Por que os humanos são tão suscetíveis a serem enganados pela IA? A ciência explica
Contamos aqui como a Inteligência Artificial (IA) funciona para enganar nossas mentes e quais os mecanismos psicológicos que entram em ação.
Imaginemos que um dia, durante uma videoconferência de trabalho, seu chefe lhe pede para transferir uma grande quantia em dinheiro para um novo parceiro. Embora esse pedido pareça estranho, você confia na imagem e no tom familiar que está vendo e ouvindo na tela. Mais tarde, você descobre a verdade: seu chefe nunca esteve lá. A figura era apenas uma imitação perfeita gerada pela Inteligência Artificial (IA).
Este caso, longe de ser ficção, aconteceu realmente em Hong Kong e levantou alarmes sobre o impacto destas tecnologias na nossa capacidade de distinguir entre o que é real e o que é artificial. Mas, além dos riscos, a situação levanta uma questão interessante: o que torna os humanos tão propensos a acreditar que estamos falando com uma pessoa quando, na realidade, estamos interagindo com um programa? Veja o que diz a ciência.
Por que nos enganam tão facilmente?
A sensação de conversar com uma pessoa quando interagimos com um chatbot não é coincidência. É o resultado de uma engenharia sofisticada projetada para imitar nossa linguagem e comportamento. Programas como o ChatGPT treinam com uma grande quantidade de texto, permitindo aprender padrões e estilos de conversação.
Mas há alguma psicologia aqui também. Os humanos têm uma tendência natural de atribuir características humanas a objetos e entidades não humanas, como uma floresta ou animais, por exemplo. Isso é conhecido como efeito antropomórfico. Vendo que um chatbot consegue manter uma conversa coerente e fluida, é fácil acreditar que por trás dele existe uma mente pensante, que também tem intenção e emoções.
A pergunta agora é: por que acreditamos que estas máquinas pensam, sentem e compreendem?
Linguagem e pensamento
Um artigo científico recente do Laboratório de Linguagem da Universidade da Austrália Ocidental aponta que os humanos aumentam o efeito antropomórfico porque estamos confundindo dois conceitos fundamentais: linguagem e pensamento.
Saber usar a linguagem (falar ou escrever) não significa necessariamente ter pensamentos complexos. A IA é muito boa no primeiro, mas não no segundo. O que eles fazem é simular padrões linguísticos baseados em regras e estatísticas, e podem gerar frases gramaticalmente corretas e usar um amplo vocabulário. No entanto, eles são incapazes de usar a linguagem de forma adequada em diferentes contextos sociais e culturais.
Uma pessoa diz: "Estou enlouquecendo com minha apresentação de amanhã".
A resposta humana seria: "Não se preocupe!

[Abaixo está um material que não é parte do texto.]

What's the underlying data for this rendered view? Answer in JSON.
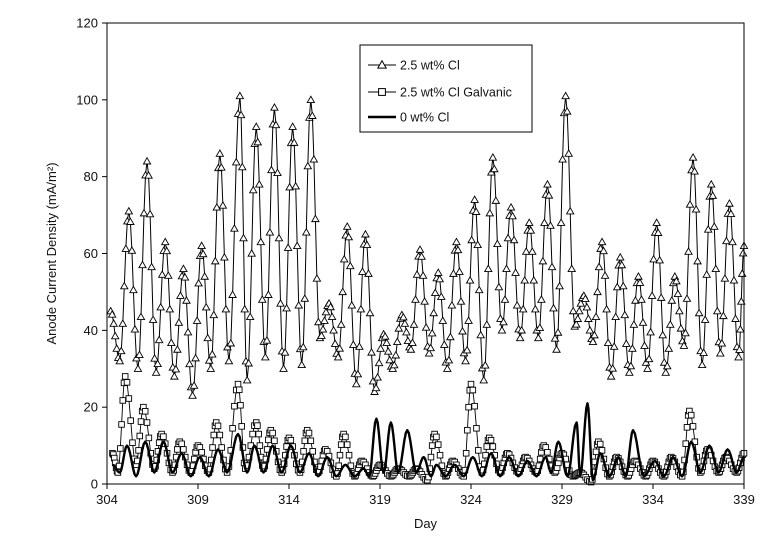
{
  "chart_data": {
    "type": "line",
    "xlabel": "Day",
    "ylabel": "Anode Current Density (mA/m²)",
    "xlim": [
      304,
      339
    ],
    "ylim": [
      0,
      120
    ],
    "x_ticks": [
      304,
      309,
      314,
      319,
      324,
      329,
      334,
      339
    ],
    "y_ticks": [
      0,
      20,
      40,
      60,
      80,
      100,
      120
    ],
    "grid": false,
    "legend_position": "top-center",
    "series": [
      {
        "name": "2.5 wt% Cl",
        "marker": "triangle-open",
        "color": "#000000",
        "peaks": [
          [
            304.2,
            45
          ],
          [
            305.2,
            71
          ],
          [
            306.2,
            84
          ],
          [
            307.2,
            63
          ],
          [
            308.2,
            56
          ],
          [
            309.2,
            62
          ],
          [
            310.2,
            86
          ],
          [
            311.3,
            101
          ],
          [
            312.2,
            93
          ],
          [
            313.2,
            98
          ],
          [
            314.2,
            93
          ],
          [
            315.2,
            100
          ],
          [
            316.2,
            47
          ],
          [
            317.2,
            67
          ],
          [
            318.2,
            65
          ],
          [
            319.2,
            39
          ],
          [
            320.2,
            44
          ],
          [
            321.2,
            61
          ],
          [
            322.2,
            55
          ],
          [
            323.2,
            63
          ],
          [
            324.2,
            74
          ],
          [
            325.2,
            85
          ],
          [
            326.2,
            72
          ],
          [
            327.2,
            68
          ],
          [
            328.2,
            78
          ],
          [
            329.2,
            101
          ],
          [
            330.2,
            49
          ],
          [
            331.2,
            63
          ],
          [
            332.2,
            59
          ],
          [
            333.2,
            54
          ],
          [
            334.2,
            68
          ],
          [
            335.2,
            54
          ],
          [
            336.2,
            85
          ],
          [
            337.2,
            78
          ],
          [
            338.2,
            73
          ],
          [
            339.0,
            62
          ]
        ],
        "troughs": [
          [
            304.7,
            32
          ],
          [
            305.7,
            30
          ],
          [
            306.7,
            29
          ],
          [
            307.7,
            28
          ],
          [
            308.7,
            23
          ],
          [
            309.7,
            30
          ],
          [
            310.7,
            32
          ],
          [
            311.7,
            27
          ],
          [
            312.7,
            33
          ],
          [
            313.7,
            30
          ],
          [
            314.7,
            31
          ],
          [
            315.7,
            38
          ],
          [
            316.7,
            33
          ],
          [
            317.7,
            26
          ],
          [
            318.7,
            24
          ],
          [
            319.7,
            30
          ],
          [
            320.7,
            35
          ],
          [
            321.7,
            34
          ],
          [
            322.7,
            30
          ],
          [
            323.7,
            32
          ],
          [
            324.7,
            27
          ],
          [
            325.7,
            40
          ],
          [
            326.7,
            38
          ],
          [
            327.7,
            38
          ],
          [
            328.7,
            35
          ],
          [
            329.7,
            41
          ],
          [
            330.7,
            37
          ],
          [
            331.7,
            28
          ],
          [
            332.7,
            29
          ],
          [
            333.7,
            30
          ],
          [
            334.7,
            29
          ],
          [
            335.7,
            36
          ],
          [
            336.7,
            31
          ],
          [
            337.7,
            34
          ],
          [
            338.7,
            33
          ]
        ]
      },
      {
        "name": "2.5 wt% Cl Galvanic",
        "marker": "square-open",
        "color": "#000000",
        "peaks": [
          [
            304.3,
            8
          ],
          [
            305.0,
            28
          ],
          [
            306.0,
            20
          ],
          [
            307.0,
            13
          ],
          [
            308.0,
            11
          ],
          [
            309.0,
            10
          ],
          [
            310.0,
            16
          ],
          [
            311.2,
            26
          ],
          [
            312.2,
            16
          ],
          [
            313.0,
            14
          ],
          [
            314.0,
            12
          ],
          [
            315.0,
            14
          ],
          [
            316.0,
            9
          ],
          [
            317.0,
            13
          ],
          [
            318.0,
            6
          ],
          [
            319.0,
            5
          ],
          [
            320.0,
            4
          ],
          [
            321.0,
            4
          ],
          [
            322.0,
            13
          ],
          [
            323.0,
            6
          ],
          [
            324.0,
            26
          ],
          [
            325.0,
            12
          ],
          [
            326.0,
            8
          ],
          [
            327.0,
            7
          ],
          [
            328.0,
            10
          ],
          [
            329.0,
            8
          ],
          [
            330.0,
            3
          ],
          [
            331.0,
            11
          ],
          [
            332.0,
            7
          ],
          [
            333.0,
            6
          ],
          [
            334.0,
            6
          ],
          [
            335.0,
            7
          ],
          [
            336.0,
            19
          ],
          [
            337.0,
            9
          ],
          [
            338.0,
            7
          ],
          [
            339.0,
            8
          ]
        ],
        "troughs": [
          [
            304.6,
            3
          ],
          [
            305.6,
            5
          ],
          [
            306.6,
            4
          ],
          [
            307.6,
            3
          ],
          [
            308.6,
            3
          ],
          [
            309.6,
            3
          ],
          [
            310.6,
            3
          ],
          [
            311.6,
            4
          ],
          [
            312.6,
            4
          ],
          [
            313.6,
            3
          ],
          [
            314.6,
            3
          ],
          [
            315.6,
            3
          ],
          [
            316.6,
            2
          ],
          [
            317.6,
            2
          ],
          [
            318.6,
            2
          ],
          [
            319.6,
            2
          ],
          [
            320.6,
            2
          ],
          [
            321.6,
            1
          ],
          [
            322.6,
            2
          ],
          [
            323.6,
            2
          ],
          [
            324.6,
            3
          ],
          [
            325.6,
            3
          ],
          [
            326.6,
            3
          ],
          [
            327.6,
            3
          ],
          [
            328.6,
            3
          ],
          [
            329.6,
            2
          ],
          [
            330.6,
            0.5
          ],
          [
            331.6,
            2
          ],
          [
            332.6,
            2
          ],
          [
            333.6,
            2
          ],
          [
            334.6,
            2
          ],
          [
            335.6,
            2
          ],
          [
            336.6,
            3
          ],
          [
            337.6,
            3
          ],
          [
            338.6,
            3
          ]
        ]
      },
      {
        "name": "0 wt% Cl",
        "marker": "none",
        "color": "#000000",
        "line_width": 2.4,
        "peaks": [
          [
            304.3,
            5
          ],
          [
            305.1,
            10
          ],
          [
            306.1,
            11
          ],
          [
            307.1,
            11
          ],
          [
            308.1,
            8
          ],
          [
            309.1,
            7
          ],
          [
            310.1,
            9
          ],
          [
            311.2,
            13
          ],
          [
            312.1,
            10
          ],
          [
            313.1,
            10
          ],
          [
            314.1,
            10
          ],
          [
            315.1,
            8
          ],
          [
            316.1,
            7
          ],
          [
            317.1,
            5
          ],
          [
            318.1,
            4
          ],
          [
            318.8,
            17
          ],
          [
            319.6,
            16
          ],
          [
            320.5,
            14
          ],
          [
            321.4,
            7
          ],
          [
            322.1,
            5
          ],
          [
            323.1,
            5
          ],
          [
            324.1,
            7
          ],
          [
            325.1,
            8
          ],
          [
            326.1,
            7
          ],
          [
            327.1,
            6
          ],
          [
            328.1,
            7
          ],
          [
            328.8,
            11
          ],
          [
            329.8,
            16
          ],
          [
            330.4,
            21
          ],
          [
            331.1,
            8
          ],
          [
            332.1,
            7
          ],
          [
            332.9,
            14
          ],
          [
            334.1,
            6
          ],
          [
            335.1,
            7
          ],
          [
            336.1,
            11
          ],
          [
            337.1,
            10
          ],
          [
            338.1,
            9
          ],
          [
            339.0,
            7
          ]
        ],
        "troughs": [
          [
            304.7,
            3
          ],
          [
            305.6,
            2
          ],
          [
            306.6,
            3
          ],
          [
            307.6,
            3
          ],
          [
            308.6,
            2
          ],
          [
            309.6,
            2
          ],
          [
            310.6,
            3
          ],
          [
            311.7,
            3
          ],
          [
            312.6,
            3
          ],
          [
            313.6,
            3
          ],
          [
            314.6,
            3
          ],
          [
            315.6,
            2
          ],
          [
            316.6,
            2
          ],
          [
            317.6,
            2
          ],
          [
            318.4,
            2
          ],
          [
            319.2,
            3
          ],
          [
            320.0,
            3
          ],
          [
            321.0,
            3
          ],
          [
            321.8,
            2
          ],
          [
            322.6,
            2
          ],
          [
            323.6,
            2
          ],
          [
            324.6,
            2
          ],
          [
            325.6,
            2
          ],
          [
            326.6,
            2
          ],
          [
            327.6,
            2
          ],
          [
            328.4,
            3
          ],
          [
            329.3,
            2
          ],
          [
            330.0,
            2
          ],
          [
            330.7,
            1
          ],
          [
            331.6,
            2
          ],
          [
            332.5,
            2
          ],
          [
            333.5,
            2
          ],
          [
            334.6,
            2
          ],
          [
            335.6,
            2
          ],
          [
            336.6,
            3
          ],
          [
            337.6,
            3
          ],
          [
            338.6,
            3
          ]
        ]
      }
    ]
  }
}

Quer que eu ajude você a revisar?".
A resposta do chatbot: "O estresse ativa a resposta de luta ou fuga do corpo, aumentando a frequência cardíaca e os níveis de cortisol".
Embora a resposta do chatbot acima seja correta do ponto de vista biológico, ela não responde à necessidade emocional de apoio do seu interlocutor. Isto mostra que, embora os sistemas generativos possam produzir expressões linguísticas coerentes semelhantes às que qualquer pessoa usaria, ainda estamos longe de criar máquinas que possam pensar como os humanos.
Regras de conversação que nos atraem
Outra chave para entender por que os chatbots parecem tão humanos está na sua capacidade de imitar rotinas de conversação. Estas rotinas, que variam entre culturas, nos são familiares e são regidas por princípios universais descritos pelo filósofo da linguagem Paul Grice em 1975:
- Qualidade: ser verdadeiro e não dar informações falsas ou infundadas.
- Quantidade: fornecer a quantidade certa de informações, nem mais, nem menos.
- Relevância: fornecer dados relacionados ao tema da conversa.
- Estilo: ser claro, conciso e evitar a ambiguidade.
Assumimos que toda comunicação significativa segue certas regras e que quem interage conosco também as respeita.
Os chatbots se destacam pela quantidade e relevância, oferecendo respostas claras e bem estruturadas. Porém, seu calcanhar de Aquiles tem a ver com qualidade: tendem a “alucinar”, gerando respostas que, embora convincentes, carecem de fundamento ou evidência. Paradoxalmente, esta fraqueza é compensada pela nossa própria natureza. Nossa tendência inata de buscar sentido e cooperar nas conversas, enraizada desde a infância, nos leva a aceitar e nos conectar mesmo com respostas nem sempre verdadeiras.
Referência da notícia:
The Conversation. "The unspoken rule of conversation that explains why AI chatbots feel so human". 2024.